In raising her daughter and son, Robert Wimberly, Gibson said that she never tried to force a parenting style on them; she dealt with both of them as individuals.
“Girls sometimes will challenge the other woman in the house; the men [in our house] didn’t do that,” Gibson said. “That helped me realize how I had to parent them.”
It also helped guide Gibson when her daughter decided to be a police officer, something that Wimberly-McMillan said her mother never wanted her and her brother to do. Eventually, she decided to return to school to study elementary education to try to reach kids before their lives are negatively impacted.
“I said, ‘Maybe if I can help children in the beginning, it will help them when they’re an adult,’ ” Wimberly-McMillan said. “I didn’t believe that the system rehabilitated them.”
Giving back was a lesson Wimberly-McMillan learned early on from her mother, who valued serving her community. Gibson said she also tries to point out the unique leadership opportunity that PTAs can give women.
“You gain so much knowledge and you learn how to lead; when the time came for you to be called upon, you were prepared,” Gibson said.
Now she sees that leadership in her daughter.
She said Wimberly-McMillan’s vocal nature carries over into her discipline as a teacher. In fact, Wimberly-McMillan had to ban her mother, known as the “good cop,” from visiting her classroom.
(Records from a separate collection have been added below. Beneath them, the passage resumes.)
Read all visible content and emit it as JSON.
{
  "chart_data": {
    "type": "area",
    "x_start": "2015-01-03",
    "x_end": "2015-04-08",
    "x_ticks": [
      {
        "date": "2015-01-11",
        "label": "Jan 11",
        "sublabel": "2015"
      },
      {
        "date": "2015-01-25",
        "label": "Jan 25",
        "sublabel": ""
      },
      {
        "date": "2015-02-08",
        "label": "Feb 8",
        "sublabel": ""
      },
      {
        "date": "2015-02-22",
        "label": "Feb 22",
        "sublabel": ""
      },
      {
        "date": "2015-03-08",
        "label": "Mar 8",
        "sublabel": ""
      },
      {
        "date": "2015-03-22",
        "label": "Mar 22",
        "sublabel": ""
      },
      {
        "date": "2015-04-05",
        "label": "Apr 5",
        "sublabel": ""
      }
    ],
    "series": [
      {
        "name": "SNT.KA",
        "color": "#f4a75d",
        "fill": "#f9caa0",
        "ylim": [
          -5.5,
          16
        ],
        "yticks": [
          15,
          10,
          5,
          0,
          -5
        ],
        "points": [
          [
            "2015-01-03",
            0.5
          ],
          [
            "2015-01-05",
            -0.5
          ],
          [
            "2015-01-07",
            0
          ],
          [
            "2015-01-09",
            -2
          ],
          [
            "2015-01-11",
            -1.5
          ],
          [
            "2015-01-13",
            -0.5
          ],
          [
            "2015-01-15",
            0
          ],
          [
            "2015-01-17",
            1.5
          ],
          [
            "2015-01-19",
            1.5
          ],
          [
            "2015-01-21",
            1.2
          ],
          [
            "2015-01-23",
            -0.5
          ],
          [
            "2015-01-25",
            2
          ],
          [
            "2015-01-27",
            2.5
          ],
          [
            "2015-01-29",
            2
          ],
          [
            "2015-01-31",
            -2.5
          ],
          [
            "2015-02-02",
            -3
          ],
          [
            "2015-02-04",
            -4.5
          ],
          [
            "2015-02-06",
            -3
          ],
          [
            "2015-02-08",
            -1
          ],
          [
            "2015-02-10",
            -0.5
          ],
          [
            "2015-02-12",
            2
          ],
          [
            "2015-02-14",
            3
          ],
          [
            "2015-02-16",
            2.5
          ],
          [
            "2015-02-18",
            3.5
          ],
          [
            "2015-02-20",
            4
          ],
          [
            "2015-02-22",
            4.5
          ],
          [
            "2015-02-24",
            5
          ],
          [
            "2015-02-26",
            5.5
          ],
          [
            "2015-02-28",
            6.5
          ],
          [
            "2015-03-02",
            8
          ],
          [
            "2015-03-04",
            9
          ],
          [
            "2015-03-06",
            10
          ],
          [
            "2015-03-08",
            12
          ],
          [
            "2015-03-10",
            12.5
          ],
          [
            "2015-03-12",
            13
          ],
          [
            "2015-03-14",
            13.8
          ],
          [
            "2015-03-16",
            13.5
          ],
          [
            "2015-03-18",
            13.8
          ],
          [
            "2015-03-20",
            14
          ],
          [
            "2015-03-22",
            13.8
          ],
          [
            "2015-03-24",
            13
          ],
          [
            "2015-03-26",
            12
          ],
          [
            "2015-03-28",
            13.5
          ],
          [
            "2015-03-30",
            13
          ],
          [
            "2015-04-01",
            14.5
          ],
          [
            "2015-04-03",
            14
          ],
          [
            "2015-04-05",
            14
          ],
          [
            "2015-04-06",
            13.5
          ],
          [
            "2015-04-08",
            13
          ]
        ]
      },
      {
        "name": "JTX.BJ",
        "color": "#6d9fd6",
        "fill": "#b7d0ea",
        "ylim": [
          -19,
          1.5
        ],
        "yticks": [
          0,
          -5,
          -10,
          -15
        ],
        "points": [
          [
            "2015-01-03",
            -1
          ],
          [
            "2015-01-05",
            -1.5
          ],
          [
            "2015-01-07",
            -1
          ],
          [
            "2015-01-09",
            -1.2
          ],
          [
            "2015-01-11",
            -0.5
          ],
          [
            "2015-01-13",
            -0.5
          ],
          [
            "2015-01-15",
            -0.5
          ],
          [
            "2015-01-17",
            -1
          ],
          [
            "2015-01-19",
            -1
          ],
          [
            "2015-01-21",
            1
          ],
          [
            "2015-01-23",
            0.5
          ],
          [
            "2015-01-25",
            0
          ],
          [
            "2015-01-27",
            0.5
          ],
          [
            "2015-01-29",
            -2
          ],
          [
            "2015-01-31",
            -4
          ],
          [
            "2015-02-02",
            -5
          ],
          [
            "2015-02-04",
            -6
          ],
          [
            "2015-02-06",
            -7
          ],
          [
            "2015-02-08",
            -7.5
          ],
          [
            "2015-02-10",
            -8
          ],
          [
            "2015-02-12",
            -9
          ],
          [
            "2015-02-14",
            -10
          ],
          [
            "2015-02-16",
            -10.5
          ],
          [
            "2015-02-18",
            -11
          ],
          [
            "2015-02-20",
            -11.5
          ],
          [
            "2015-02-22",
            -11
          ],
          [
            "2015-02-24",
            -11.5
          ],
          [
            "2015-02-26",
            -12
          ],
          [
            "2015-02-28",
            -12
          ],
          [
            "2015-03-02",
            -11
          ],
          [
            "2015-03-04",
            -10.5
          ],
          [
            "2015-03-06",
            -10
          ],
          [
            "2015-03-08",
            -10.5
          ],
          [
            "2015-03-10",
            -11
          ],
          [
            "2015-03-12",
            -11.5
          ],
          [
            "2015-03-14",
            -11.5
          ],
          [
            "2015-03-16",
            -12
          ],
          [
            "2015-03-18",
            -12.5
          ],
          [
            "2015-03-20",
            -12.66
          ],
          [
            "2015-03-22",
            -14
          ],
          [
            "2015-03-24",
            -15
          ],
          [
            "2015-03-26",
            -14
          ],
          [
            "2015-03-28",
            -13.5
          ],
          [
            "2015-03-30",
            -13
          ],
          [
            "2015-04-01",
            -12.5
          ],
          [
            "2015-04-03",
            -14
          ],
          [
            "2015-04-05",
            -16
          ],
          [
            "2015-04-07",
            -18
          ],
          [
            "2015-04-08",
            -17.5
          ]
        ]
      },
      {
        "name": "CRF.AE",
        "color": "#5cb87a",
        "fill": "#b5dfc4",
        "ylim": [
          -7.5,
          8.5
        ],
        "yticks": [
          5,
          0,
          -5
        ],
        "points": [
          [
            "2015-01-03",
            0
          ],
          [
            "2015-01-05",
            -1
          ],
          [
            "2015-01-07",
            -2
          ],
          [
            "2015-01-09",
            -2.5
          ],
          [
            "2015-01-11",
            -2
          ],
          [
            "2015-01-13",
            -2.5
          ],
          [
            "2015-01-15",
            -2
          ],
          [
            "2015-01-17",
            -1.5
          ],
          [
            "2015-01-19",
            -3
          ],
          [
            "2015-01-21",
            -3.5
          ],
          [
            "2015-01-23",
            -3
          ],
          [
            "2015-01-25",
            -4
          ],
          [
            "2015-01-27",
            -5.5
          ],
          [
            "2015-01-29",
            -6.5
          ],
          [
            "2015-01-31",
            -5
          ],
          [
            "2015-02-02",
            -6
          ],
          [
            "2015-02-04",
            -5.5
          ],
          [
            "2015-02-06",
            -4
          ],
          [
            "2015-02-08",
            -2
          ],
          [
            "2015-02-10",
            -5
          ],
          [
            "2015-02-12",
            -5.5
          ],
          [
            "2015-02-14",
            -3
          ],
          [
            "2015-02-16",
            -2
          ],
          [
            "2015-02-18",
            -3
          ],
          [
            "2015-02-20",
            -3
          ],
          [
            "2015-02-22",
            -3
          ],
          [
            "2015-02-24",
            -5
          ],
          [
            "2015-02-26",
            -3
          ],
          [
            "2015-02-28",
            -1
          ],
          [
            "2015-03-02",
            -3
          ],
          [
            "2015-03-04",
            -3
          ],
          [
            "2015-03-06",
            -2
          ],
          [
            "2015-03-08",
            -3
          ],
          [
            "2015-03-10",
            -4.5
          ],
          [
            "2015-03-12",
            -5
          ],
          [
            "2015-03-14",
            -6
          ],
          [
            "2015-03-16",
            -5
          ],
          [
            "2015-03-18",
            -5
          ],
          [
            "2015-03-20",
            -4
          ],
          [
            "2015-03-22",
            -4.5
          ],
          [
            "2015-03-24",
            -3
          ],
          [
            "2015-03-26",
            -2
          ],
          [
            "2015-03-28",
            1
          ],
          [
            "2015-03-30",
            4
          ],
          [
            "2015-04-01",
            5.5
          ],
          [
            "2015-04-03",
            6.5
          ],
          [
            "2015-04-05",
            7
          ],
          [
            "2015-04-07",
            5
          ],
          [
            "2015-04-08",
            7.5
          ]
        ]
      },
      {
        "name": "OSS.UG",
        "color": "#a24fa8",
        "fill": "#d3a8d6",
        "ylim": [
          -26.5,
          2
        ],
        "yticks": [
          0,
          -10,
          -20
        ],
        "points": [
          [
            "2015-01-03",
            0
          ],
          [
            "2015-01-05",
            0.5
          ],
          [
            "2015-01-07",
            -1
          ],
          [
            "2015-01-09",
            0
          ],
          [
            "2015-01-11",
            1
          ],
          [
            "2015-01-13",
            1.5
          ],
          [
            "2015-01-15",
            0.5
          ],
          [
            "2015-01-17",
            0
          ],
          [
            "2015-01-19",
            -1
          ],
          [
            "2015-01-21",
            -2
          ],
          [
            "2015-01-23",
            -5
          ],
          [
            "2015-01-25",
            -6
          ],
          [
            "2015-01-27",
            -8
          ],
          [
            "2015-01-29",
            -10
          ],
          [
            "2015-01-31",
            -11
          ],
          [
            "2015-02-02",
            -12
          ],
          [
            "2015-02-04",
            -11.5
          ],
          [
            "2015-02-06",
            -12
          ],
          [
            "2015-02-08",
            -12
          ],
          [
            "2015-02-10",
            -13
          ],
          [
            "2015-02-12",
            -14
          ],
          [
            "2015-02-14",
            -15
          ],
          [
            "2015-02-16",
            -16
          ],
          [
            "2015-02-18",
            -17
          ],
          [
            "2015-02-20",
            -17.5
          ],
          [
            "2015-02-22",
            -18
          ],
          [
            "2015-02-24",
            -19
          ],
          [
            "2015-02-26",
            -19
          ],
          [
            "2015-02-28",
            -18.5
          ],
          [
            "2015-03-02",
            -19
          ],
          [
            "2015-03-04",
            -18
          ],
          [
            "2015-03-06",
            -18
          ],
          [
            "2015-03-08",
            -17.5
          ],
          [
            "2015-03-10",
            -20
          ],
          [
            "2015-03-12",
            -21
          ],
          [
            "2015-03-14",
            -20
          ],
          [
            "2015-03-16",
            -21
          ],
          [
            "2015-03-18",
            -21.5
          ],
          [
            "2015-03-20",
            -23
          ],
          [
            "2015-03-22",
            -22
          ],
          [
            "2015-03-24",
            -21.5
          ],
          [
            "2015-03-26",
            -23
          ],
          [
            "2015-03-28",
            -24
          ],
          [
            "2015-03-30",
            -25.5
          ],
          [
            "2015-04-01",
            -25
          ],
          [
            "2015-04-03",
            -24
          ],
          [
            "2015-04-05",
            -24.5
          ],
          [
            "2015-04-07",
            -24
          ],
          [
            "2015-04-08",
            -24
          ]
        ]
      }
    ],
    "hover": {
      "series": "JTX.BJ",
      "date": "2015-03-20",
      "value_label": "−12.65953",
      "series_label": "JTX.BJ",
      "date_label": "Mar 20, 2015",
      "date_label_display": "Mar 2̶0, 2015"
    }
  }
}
“I miss her coming out, but I have a system and I try to stick to my system,” Wimberly-McMillan said. “Sometimes we’d bump heads because she’s going to always take the student’s side.”
One thing they continue to agree on is raising McMillan’s 2-year-old daughter, Morgan. Gibson takes a hands-off approach and sees a lot of the lessons she preached being passed down to the next generation.
“One of my philosophies is that you don’t know what kind of parent you are until your children are on their own,” Gibson said.
And now that she’s married and has her daughter, Wimberly-McMillan joked and said she’s also 2 years old, because raising her daughter has been a completely new experience.
“When I became a mom, I completely grew up,” Wimberly-McMillan said. “That’s when all the advice — it clicked, and I put it into motion because I knew I was responsible for someone else.”
And as she passes lessons on to her daughter and her students, she always remembers the first example of leadership and humility she was introduced to — her mom.
“I just think about all the things she did and all the sacrifices she made, and I said, ‘That’s the type of educator I’ll be — the type of parent I want to be,’ ” Wimberly-McMillan said.